3. In your entire life, what have you most catastrophically failed at cooking or baking?
--My culinary arts are limited, and so my failures are mostly mundane. However, I am still haunted by a calamitous case of macaroni. I returned to the kitchen after only a few minutes to find all the water boiled away, and every macaroni having gone vertical and burned to the bottom of the pot, so that I was faced with a cast coral reef of inedible dinner. Some of the macaroni-ends even wriggled and puckered in the heat, in such a sphinctorial fashion that I was off pasta entirely for months. It took an hour to scrape all that crap off.

4. What field of science most frequently inspires you?
--Physics. It unites all things miniscule and enormous. We are made up of things so small we can’t see them, and we contribute to a world so big we can’t recognize it. Physics also rings both those scales into viewable context. Like G.K. Chesterton, I feel distinct awe that everything and everyone is made of the “one stuff.” It’s a versatile stuff.

5. What task most recently frightened, grossed you out or otherwise intimidated you, such that you got someone else to do it?
My family recently bought me a cell phone so that I won’t die in a ditch somewhere without calling. Upon arrival it required some thirteen different calls to activate and set up. After about four I was ready to shatter the device against a wall, and so you could say I was intimidated to the point where I asked them to do the rest. I hate you, automated operator.

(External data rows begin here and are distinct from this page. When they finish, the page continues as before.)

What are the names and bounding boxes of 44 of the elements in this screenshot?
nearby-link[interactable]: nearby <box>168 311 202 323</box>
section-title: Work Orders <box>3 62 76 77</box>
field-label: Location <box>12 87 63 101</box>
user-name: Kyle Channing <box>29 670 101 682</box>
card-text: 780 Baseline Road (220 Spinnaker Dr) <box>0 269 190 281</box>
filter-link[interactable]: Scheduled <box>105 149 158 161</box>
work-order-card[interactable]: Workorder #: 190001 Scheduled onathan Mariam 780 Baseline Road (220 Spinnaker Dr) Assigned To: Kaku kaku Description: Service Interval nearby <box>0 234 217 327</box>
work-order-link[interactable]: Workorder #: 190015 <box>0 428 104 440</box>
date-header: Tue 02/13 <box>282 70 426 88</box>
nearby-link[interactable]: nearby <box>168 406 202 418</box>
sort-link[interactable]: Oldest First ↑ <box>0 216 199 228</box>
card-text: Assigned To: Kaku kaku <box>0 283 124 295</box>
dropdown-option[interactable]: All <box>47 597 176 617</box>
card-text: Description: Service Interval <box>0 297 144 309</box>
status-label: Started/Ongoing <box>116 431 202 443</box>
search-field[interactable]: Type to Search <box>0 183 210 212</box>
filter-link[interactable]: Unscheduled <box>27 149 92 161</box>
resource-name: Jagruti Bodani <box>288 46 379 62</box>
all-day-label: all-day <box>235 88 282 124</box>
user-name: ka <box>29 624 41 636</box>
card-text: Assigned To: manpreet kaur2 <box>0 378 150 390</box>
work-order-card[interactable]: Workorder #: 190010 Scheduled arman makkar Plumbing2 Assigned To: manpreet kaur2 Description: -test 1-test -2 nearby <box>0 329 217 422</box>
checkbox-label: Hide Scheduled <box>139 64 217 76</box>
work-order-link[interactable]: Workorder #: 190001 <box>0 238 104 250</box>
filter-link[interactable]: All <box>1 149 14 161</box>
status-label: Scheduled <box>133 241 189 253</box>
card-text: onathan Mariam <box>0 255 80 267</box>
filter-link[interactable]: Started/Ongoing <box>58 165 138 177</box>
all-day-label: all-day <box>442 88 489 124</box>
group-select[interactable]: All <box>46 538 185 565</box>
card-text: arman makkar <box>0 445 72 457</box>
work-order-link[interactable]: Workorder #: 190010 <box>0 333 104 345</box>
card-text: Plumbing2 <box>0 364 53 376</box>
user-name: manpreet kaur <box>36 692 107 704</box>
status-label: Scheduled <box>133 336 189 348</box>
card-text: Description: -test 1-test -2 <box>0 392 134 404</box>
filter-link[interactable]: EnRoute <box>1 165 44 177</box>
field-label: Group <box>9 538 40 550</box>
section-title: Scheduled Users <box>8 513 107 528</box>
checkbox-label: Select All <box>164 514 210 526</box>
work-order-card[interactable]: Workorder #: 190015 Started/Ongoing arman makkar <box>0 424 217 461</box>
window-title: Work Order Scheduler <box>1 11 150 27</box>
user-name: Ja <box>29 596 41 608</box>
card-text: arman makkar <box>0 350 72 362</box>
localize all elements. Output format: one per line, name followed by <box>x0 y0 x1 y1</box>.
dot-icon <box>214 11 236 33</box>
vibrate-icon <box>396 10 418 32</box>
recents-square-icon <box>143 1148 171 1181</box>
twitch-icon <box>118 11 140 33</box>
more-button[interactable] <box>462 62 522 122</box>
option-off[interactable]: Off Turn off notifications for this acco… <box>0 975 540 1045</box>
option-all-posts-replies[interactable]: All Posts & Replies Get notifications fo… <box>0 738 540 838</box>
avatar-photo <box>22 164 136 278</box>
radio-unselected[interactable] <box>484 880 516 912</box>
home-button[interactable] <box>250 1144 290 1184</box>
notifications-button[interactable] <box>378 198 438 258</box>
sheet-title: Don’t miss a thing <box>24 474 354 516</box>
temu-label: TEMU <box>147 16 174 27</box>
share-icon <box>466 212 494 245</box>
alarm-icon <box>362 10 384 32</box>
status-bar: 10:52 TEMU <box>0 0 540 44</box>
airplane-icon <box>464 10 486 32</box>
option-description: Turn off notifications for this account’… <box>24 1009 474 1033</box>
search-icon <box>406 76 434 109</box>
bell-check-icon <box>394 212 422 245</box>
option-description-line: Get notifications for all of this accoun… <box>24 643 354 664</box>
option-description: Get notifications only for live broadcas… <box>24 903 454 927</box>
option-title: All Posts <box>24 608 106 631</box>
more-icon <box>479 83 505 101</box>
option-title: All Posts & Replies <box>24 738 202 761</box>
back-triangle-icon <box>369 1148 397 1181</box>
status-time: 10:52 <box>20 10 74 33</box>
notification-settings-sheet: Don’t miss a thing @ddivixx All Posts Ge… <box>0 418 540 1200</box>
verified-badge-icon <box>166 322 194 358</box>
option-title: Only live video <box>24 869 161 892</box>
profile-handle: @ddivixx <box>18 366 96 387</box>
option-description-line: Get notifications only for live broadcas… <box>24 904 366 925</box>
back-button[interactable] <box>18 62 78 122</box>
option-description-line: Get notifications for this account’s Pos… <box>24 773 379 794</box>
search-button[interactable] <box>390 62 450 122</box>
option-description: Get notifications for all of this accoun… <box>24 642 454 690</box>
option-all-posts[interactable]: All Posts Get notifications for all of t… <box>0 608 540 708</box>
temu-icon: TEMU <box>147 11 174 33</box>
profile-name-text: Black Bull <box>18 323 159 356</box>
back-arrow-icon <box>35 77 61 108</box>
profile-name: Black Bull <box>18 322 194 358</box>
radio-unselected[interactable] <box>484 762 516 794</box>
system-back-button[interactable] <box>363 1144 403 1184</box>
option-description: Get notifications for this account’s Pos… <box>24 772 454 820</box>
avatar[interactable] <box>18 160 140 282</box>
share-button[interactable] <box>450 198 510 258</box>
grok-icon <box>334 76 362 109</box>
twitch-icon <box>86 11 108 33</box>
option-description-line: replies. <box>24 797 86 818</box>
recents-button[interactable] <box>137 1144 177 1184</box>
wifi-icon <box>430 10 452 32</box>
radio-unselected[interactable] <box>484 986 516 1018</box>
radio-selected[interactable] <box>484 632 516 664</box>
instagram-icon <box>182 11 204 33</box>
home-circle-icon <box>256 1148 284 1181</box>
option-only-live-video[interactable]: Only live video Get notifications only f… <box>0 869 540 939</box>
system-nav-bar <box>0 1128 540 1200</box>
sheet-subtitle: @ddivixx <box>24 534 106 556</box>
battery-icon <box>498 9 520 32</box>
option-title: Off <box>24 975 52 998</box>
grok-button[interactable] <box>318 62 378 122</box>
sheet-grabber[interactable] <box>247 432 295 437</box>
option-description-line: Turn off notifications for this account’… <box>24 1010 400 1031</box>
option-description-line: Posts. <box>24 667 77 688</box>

6. Who is your favorite dead author? Or, if there is no single such person, name six of your beloved dead authors (in no necessary order).
You may have guessed that I have no single favorite. But here are six beloved writers: Mark Twain, Jonathan Swift, Douglas Adams, Homer, J.R.R. Tolkien and Aleksandr Solzhenitsyn.


  1. How did you possibly mess up pasta so severely? That's hysterical.

    1. It was some kind of magnetic disturbance in the world. Terrifies me, but I've never been able to repeat it.

  2. Great answers, all of them - and your quotation sounds intriguing and interesting - hurry up and get it out there!!!
    But I'm with Richard - that macaroni story cracks me up. "Coral reef." TOO FUNNY.

    1. Thanks for the support, Cathy. Have you been following along the writing process? I remember your very kind words on my composition mega-post...

  3. Wonderful answers. The macaroni thing cracked me up. My smaller portion swears that spaghetti is cooked when it sticks to a wall it is thrown at. Would your macaroni have stuck - or was it past that.

    1. We're talking "past that." It was stuck to the pan already, and how.

  4. You reminded me that I have read a fantasy novel that I enjoyed. The Hitch Hiker's Guide To The Galaxy.
    The only author I envy is J.P. Donleavy. I would love to be able to carry on a rant about nothing in particular and hold the reader's attention the way he does to me.

    1. And no other author in the world has this ability? I wonder what's unique about JP's work there.

  5. There may be others with the ability, I just haven't found them yet.
    When I bought his Fairytale Of New York, I was browsing a 2nd hand book store and I bought the book without even looking at the blurb because I like the song of the same name.
    If you ever read one of his books I would be fascinated to know what you think of his style.